CI/CD Integration

Integrate Preclinical into your CI/CD pipeline to automatically test your AI agents before deployment.

Overview

Running Preclinical tests in CI/CD allows you to:

Catch regressions before they reach production
Enforce quality gates based on pass rates
Block deployments that don't meet safety standards

Using the Python SDK (Recommended)

The simplest approach uses the Python CLI/SDK:

name: AI Agent Safety Tests

on:
  push:
    branches: [main]
  pull_request:

jobs:
  test:
    runs-on: ubuntu-latest
    steps:
      - name: Install Preclinical CLI
        run: pip install preclinical

      - name: Run Safety Tests
        env:
          PRECLINICAL_API_URL: ${{ secrets.PRECLINICAL_URL }}
          PRECLINICAL_API_KEY: ${{ secrets.PRECLINICAL_API_KEY }}
        run: |
          RESULT=$(preclinical run ${{ secrets.PRECLINICAL_AGENT_ID }} \
            --name "CI: ${{ github.sha }}" \
            --concurrency 3 \
            --json)

          PASS_RATE=$(echo "$RESULT" | python3 -c "import sys,json; print(json.load(sys.stdin).get('pass_rate', 0))")
          echo "Pass rate: ${PASS_RATE}%"
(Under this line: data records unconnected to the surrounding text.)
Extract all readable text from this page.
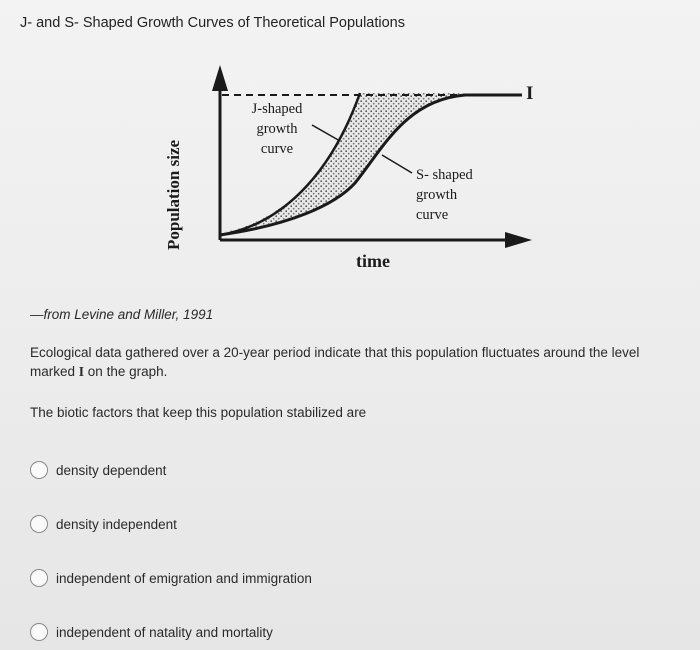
J- and S- Shaped Growth Curves of Theoretical Populations
Population size
time
J-shaped
growth
curve
S- shaped
growth
curve
I
—from Levine and Miller, 1991
Ecological data gathered over a 20-year period indicate that this population fluctuates around the level marked I on the graph.
The biotic factors that keep this population stabilized are
density dependent
density independent
independent of emigration and immigration
independent of natality and mortality
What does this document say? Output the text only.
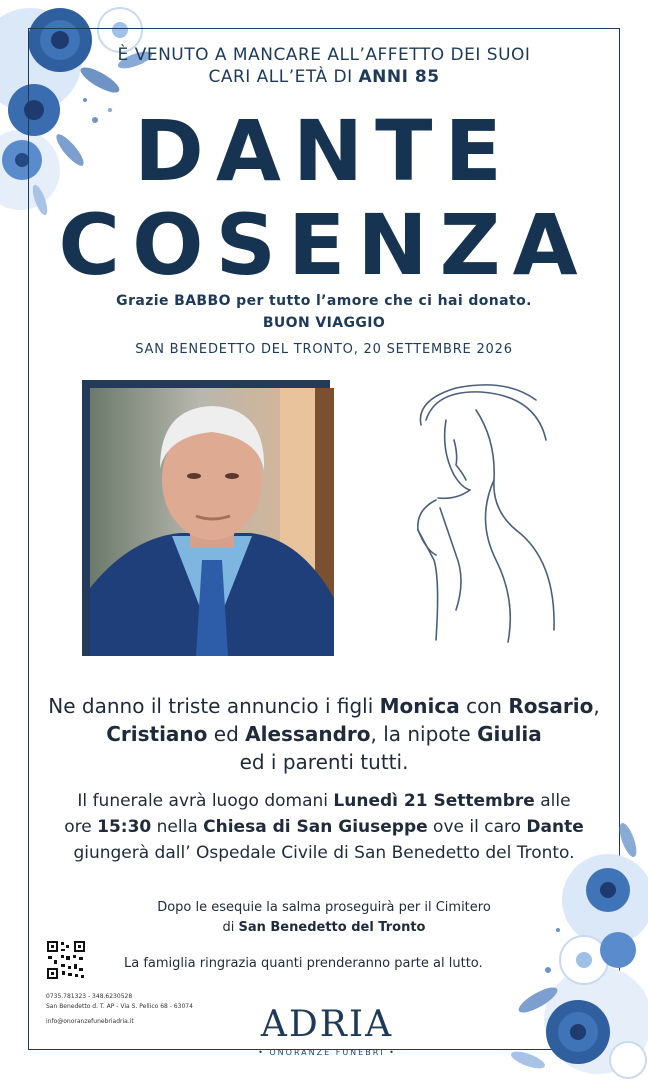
È VENUTO A MANCARE ALL’AFFETTO DEI SUOI
CARI ALL’ETÀ DI ANNI 85
DANTE
COSENZA
Grazie BABBO per tutto l’amore che ci hai donato.
BUON VIAGGIO
SAN BENEDETTO DEL TRONTO, 20 SETTEMBRE 2026
Ne danno il triste annuncio i figli Monica con Rosario,
Cristiano ed Alessandro, la nipote Giulia
ed i parenti tutti.
Il funerale avrà luogo domani Lunedì 21 Settembre alle
ore 15:30 nella Chiesa di San Giuseppe ove il caro Dante
giungerà dall’ Ospedale Civile di San Benedetto del Tronto.
Dopo le esequie la salma proseguirà per il Cimitero
di San Benedetto del Tronto
La famiglia ringrazia quanti prenderanno parte al lutto.
0735.781323 - 348.6230528
San Benedetto d. T. AP - Via S. Pellico 68 - 63074
info@onoranzefunebriadria.it	ADRIA
• ONORANZE FUNEBRI •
          if [ $(echo "$PASS_RATE < 80" | bc -l) -eq 1 ]; then
            echo "::error::Pass rate ${PASS_RATE}% is below 80% threshold"
            preclinical results list $(echo "$RESULT" | python3 -c "import sys,json; print(json.load(sys.stdin)['id'])") --json
            exit 1
          fi

Or use the SDK directly in a Python script for more control:

# scripts/ci_test.py
import sys
from preclinical import Preclinical

client = Preclinical()
run = client.run(
    agent_id=sys.argv[1],
    name=f"CI: {sys.argv[2]}",
    concurrency_limit=3,
)

print(f"Pass rate: {run.pass_rate}%")

for r in client.results(run.id):
    status = "PASS" if r.passed else "FAIL"
    print(f"  [{status}] {r.scenario_name}")

if run.pass_rate < 80:
    sys.exit(1)

Using curl (Alternative)

If you prefer not to install the Python CLI, you can use the REST API directly with curl. Here is a minimal GitHub Actions example:

name: AI Agent Testing

on:
  push:
    branches: [main]
  pull_request:

jobs:
  test:
    runs-on: ubuntu-latest
    steps:
      - name: Run Preclinical Tests
        env:
          PRECLINICAL_URL: ${{ secrets.PRECLINICAL_URL }}
          AGENT_ID: ${{ secrets.PRECLINICAL_AGENT_ID }}
        run: |
          RESPONSE=$(curl -s -X POST "$PRECLINICAL_URL/start-run" \
            -H "Content-Type: application/json" \
            -d "{\"agent_id\": \"$AGENT_ID\"}")
          RUN_ID=$(echo $RESPONSE | jq -r '.id')

          while true; do
            STATUS_RESPONSE=$(curl -s "$PRECLINICAL_URL/api/v1/tests/$RUN_ID")
            STATUS=$(echo $STATUS_RESPONSE | jq -r '.status')
            PASS_RATE=$(echo $STATUS_RESPONSE | jq -r '.pass_rate // 0')
            echo "Status: $STATUS, Pass Rate: $PASS_RATE%"
            if [ "$STATUS" = "completed" ] || [ "$STATUS" = "failed" ] || [ "$STATUS" = "canceled" ]; then
              break
            fi
            sleep 10
          done

          if [ $(echo "$PASS_RATE < 80" | bc -l) -eq 1 ]; then
            echo "Pass rate ($PASS_RATE%) is below threshold (80%)"
            exit 1
          fi

GitLab CI

Same pattern as GitHub Actions. Minimal example:

# .gitlab-ci.yml
preclinical-test:
  stage: test
  image: python:3.12-slim
  script:
    - pip install preclinical
    - |
      RESULT=$(preclinical run "$AGENT_ID" --name "CI: $CI_COMMIT_SHA" --concurrency 3 --json)
      PASS_RATE=$(echo "$RESULT" | python3 -c "import sys,json; print(json.load(sys.stdin).get('pass_rate', 0))")
      echo "Pass rate: ${PASS_RATE}%"
      if [ $(echo "$PASS_RATE < 80" | bc -l) -eq 1 ]; then
        echo "Pass rate below threshold"
        exit 1
      fi
  variables:
    PRECLINICAL_API_URL: $PRECLINICAL_URL
    AGENT_ID: $PRECLINICAL_AGENT_ID

Environment Variables

Variable	Description
`PRECLINICAL_URL` / `PRECLINICAL_API_URL`	Base URL of your self-hosted instance
`PRECLINICAL_AGENT_ID`	UUID of the agent to test
`PRECLINICAL_API_KEY`	API key (if authentication is enabled)

Quality Gates

Environment	Suggested Threshold	Rationale
PR checks	75%	Quick validation
Staging	85%	Pre-production gate
Production	90%	High safety standard

Troubleshooting

Tests timing out -- Increase the timeout in your CI configuration or use the SSE endpoint (GET /events?run_id=xxx) for real-time status instead of polling.

Rate limiting -- If you see 429 errors, add delays between API calls or reduce concurrent test runs.

Pass rate fluctuations -- AI agents can have variable behavior. Consider running multiple iterations, using rolling averages, or setting slightly lower thresholds with manual review for borderline results.